Wednesday, June 29, 2016

Open Streets- where you can high-five the Pope

Look at all these cyclists!








I got a chance to greet Jeremy Raymer

After OpenStreets, the 4 of us enjoyed some brews
 Some non-bike activities:
We enjoyed some time at the spray park down the street.

I love the view from the hammock!

There's a new mural Downtown in Strawberry Way.
 Back in March I started a 311 request to the City to restrict the parking at the entrance(s) of the Strip District trail. One of my panniers was damaged while I was trying to squeeze my bike through the cars blocking the entrance. Finally, 3 months later, I got my no-parking sign and there was compliance on it's debut. YES.


Tuesday, June 28, 2016

Feeling 'normal' without breasts with some help

In August of 2015, just before I was officially diagnosed and just after the lumps nearly materialized overnight... I had an inkling that I might have cancer. For an entire month, I spent the daylight hours trying not to stress about my situation and my evenings lying in bed burdened with worry. It was then that I happened to catch an standup comedian on HBO named Tig Notaro. She joked about her breast cancer diagnosis, she took off her shirt halfway through her set and performed the remainder topless.
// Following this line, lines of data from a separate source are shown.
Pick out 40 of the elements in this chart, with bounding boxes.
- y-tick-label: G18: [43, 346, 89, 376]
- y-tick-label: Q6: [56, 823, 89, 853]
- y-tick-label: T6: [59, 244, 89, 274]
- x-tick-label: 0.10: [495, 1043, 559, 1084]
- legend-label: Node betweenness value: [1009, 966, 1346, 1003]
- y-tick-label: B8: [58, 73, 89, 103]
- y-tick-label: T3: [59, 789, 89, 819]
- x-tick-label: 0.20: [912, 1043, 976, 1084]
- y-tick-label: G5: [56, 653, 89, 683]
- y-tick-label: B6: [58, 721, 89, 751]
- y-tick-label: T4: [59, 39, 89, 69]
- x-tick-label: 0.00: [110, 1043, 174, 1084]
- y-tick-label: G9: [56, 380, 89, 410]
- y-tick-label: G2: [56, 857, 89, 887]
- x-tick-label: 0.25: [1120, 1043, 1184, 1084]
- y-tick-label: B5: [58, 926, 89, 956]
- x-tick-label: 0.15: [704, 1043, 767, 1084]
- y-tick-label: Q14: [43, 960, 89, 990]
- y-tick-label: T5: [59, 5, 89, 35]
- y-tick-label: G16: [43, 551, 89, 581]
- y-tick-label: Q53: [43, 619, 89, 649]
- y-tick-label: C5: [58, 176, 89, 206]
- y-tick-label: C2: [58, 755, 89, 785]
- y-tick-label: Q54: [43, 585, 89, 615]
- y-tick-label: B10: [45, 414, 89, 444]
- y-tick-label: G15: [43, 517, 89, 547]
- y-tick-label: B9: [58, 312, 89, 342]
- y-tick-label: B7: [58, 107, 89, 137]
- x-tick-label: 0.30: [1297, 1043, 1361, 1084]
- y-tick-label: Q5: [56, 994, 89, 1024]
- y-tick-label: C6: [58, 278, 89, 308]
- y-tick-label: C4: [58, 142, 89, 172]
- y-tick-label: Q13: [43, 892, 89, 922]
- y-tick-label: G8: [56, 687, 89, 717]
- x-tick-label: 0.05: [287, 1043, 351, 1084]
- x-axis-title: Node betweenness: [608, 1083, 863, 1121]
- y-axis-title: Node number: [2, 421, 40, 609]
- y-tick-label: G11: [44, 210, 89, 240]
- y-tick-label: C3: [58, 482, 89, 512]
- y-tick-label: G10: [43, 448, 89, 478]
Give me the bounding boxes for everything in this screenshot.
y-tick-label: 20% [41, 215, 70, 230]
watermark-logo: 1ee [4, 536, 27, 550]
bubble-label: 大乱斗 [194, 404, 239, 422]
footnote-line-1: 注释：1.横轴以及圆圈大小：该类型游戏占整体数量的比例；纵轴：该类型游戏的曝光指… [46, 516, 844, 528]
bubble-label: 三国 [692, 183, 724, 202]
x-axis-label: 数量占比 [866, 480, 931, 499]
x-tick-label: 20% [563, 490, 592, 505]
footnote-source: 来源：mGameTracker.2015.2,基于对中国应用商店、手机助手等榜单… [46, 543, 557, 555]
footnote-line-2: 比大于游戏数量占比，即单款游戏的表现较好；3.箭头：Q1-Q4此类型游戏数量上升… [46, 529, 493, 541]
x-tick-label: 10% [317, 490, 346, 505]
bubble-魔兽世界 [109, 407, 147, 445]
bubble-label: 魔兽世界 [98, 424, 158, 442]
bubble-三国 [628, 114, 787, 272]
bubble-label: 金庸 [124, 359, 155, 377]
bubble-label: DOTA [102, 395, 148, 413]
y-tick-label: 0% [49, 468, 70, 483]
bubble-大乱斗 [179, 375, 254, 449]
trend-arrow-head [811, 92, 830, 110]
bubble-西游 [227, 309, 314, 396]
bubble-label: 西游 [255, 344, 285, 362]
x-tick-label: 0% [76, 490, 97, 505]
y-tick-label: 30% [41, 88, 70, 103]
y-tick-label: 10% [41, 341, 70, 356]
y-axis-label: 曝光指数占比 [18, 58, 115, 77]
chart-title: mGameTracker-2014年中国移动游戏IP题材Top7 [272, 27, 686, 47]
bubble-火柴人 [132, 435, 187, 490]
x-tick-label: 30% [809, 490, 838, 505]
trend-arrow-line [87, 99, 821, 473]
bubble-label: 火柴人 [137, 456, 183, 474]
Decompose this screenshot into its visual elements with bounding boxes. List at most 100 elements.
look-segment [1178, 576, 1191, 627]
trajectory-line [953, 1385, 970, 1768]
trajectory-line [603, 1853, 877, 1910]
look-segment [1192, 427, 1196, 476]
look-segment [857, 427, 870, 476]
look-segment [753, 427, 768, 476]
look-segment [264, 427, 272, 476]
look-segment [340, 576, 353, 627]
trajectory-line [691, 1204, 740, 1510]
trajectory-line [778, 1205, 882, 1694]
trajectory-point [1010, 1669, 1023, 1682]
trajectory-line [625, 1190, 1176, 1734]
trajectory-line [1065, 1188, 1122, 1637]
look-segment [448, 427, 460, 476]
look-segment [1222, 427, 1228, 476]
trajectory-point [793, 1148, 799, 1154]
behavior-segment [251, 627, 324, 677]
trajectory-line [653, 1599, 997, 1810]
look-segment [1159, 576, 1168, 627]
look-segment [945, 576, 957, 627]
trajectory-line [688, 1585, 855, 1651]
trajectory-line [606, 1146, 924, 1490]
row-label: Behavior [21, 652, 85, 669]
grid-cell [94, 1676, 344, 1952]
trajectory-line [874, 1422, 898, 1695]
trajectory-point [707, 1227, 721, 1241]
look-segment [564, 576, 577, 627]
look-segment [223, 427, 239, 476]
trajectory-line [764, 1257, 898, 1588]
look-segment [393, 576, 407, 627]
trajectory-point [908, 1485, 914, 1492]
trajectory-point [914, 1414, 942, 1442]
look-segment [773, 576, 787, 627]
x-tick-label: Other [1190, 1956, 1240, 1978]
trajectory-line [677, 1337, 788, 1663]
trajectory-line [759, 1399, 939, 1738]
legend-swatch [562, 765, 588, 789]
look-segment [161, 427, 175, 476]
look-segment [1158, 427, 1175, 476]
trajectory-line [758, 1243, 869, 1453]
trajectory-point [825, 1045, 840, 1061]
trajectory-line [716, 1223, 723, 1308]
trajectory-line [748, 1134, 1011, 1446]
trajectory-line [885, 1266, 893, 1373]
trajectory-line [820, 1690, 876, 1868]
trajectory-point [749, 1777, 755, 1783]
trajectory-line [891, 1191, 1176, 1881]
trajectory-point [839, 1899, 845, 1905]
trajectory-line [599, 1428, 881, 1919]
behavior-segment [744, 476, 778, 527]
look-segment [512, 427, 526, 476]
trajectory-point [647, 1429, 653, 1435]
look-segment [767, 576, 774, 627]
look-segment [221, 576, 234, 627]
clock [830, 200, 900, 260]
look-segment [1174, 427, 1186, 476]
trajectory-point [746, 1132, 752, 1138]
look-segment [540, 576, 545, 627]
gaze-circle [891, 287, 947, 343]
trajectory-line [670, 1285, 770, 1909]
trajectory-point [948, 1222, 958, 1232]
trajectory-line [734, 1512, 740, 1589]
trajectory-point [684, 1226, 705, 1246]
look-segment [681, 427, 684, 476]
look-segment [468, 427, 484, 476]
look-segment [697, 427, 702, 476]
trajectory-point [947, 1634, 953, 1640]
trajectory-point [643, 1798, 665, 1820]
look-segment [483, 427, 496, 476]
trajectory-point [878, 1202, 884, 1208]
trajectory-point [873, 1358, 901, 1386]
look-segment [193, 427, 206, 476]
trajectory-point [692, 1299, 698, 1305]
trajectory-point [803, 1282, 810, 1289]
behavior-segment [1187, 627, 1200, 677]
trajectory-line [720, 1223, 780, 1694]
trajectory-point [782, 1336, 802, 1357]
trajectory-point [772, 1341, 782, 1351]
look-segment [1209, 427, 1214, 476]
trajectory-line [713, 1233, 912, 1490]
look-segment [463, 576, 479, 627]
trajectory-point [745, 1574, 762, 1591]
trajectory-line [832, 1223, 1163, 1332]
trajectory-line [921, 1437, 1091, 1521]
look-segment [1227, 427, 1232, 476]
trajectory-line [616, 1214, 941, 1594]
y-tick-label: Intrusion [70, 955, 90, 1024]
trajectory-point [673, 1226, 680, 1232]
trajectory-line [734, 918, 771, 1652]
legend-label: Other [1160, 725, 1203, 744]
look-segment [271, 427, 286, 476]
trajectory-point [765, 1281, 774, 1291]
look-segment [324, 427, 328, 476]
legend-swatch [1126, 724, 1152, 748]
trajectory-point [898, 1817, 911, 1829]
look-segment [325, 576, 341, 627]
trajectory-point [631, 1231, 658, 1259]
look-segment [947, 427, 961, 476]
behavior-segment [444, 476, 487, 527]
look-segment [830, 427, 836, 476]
Her mastectomy scars disappeared as she continued; they vanished. I and the audience ignored what we were at first shocked by and learned to laugh with the topless, breastless woman. I admired her while fearful of what awaited me.

I knew I'd never be as normal as I once was, but she helped me to feel that this new body I would soon have wasn't quite so horrendous. She was the first person to help me feel normal with no breasts even before I had lost them.

Then, I too decided to try and go topless with mastectomy scars. I'd learned through fellow cyclists that it was perfectly legal for women (or anyone for that matter) to go topless in PA (exceptions for State Parks like Point State). I could sun myself topless in Schenley park? With some encouragement and reassurance I did so. It's rather refreshing and feeling the sun on one's chest is a feeling I'd never experienced before. I truly enjoyed it.

I'm not ashamed of how I look now, but I fully understand it might make folks a bit uncomfortable at first if they see someone with the scars I sport now. On the rare occasions I've sunbathed topless, I've done so in a location fairly remote from others. I plan on doing it in the future.

I also have Tig Notaro to thank for feeling that the humor that we used to approach this 
illness was normal. I wondered aloud where my breasts were now: "You think they're in a landfill somewhere? What did they do with them?" I felt relieved after learning that she too had this discussion with her significant other. "Do you think they just threw them in the trash?" "I sure hope so; recycling's not an option." 

If you choose to, you can click on the link below and see what cancer does to the human body. Be forewarned, you may find the images disturbing, shocking, etc...or you might not... you might be enlightened, moved or inspired... and that would be my intent. However, if you're offended by the images in the link below, I feel badly for you.

http://rustyredriding.blogspot.com/p/blog-page_28.html




Monday, June 20, 2016

The Rainbow Ride, radiation begins and more foraging

This month's Flock ride centered around support for and solidarity with the LGBTQ community: The Rainbow Ride. The trailer cranked out Queen and Bowie tunes. The route hit several locations important to Pittsburgh's Gay history.



I recently started the next phase of my cancer treatments: radiation. They're daily. For 6 weeks. Yeah, my jaw dropped when I heard that. 5 days a week for the next 6 weeks. Wow.
I managed to have them scheduled at a time that allows me to bike there before work and get it out of the way. At least there's that.

We went for a short hike (we did not use the bikes! *GASP*) in 40 Acres park, soon to be Hays Woods City Park.



We collected raspberries

...saw interesting 'shrooms

Turkey tracks!

Toad!


Thursday, June 2, 2016

For Whom the Bell Tolls, and The Ride of Silence that wasn't.

I recently had my final chemo infusion. 6 months, 16 rounds and numerous side effects later... I got to ring the Bell, my coworkers threw a party for me with macaroni and cheese and 4 different types of pie. I like pie.





DING!

Stella, one of my favorite techs at the center.

Me= not brave.

We were all set to take part in the Ride of Silence, as we waited and socialized before the ride, birds took a liking to our  bikes, they landed on several bikes handlebars and fenders. Interesting behavior.

However, as the throngs assembled, I had a vicious bout of chemo-fatigue set in and we decided to wait out the episode on the benches. The riders left, and when I felt well enough to ride 20 -30 minutes later, we rode home.



Marko and I made the rounds of many of the Bike to Work Day cafes and socialized with our fellow bikey people.

My next course of treatments is 6 weeks of daily radiation zaps and daily doses of anti-estrogen therapy.

SIGH...
Can I get another pie party when those are completed too?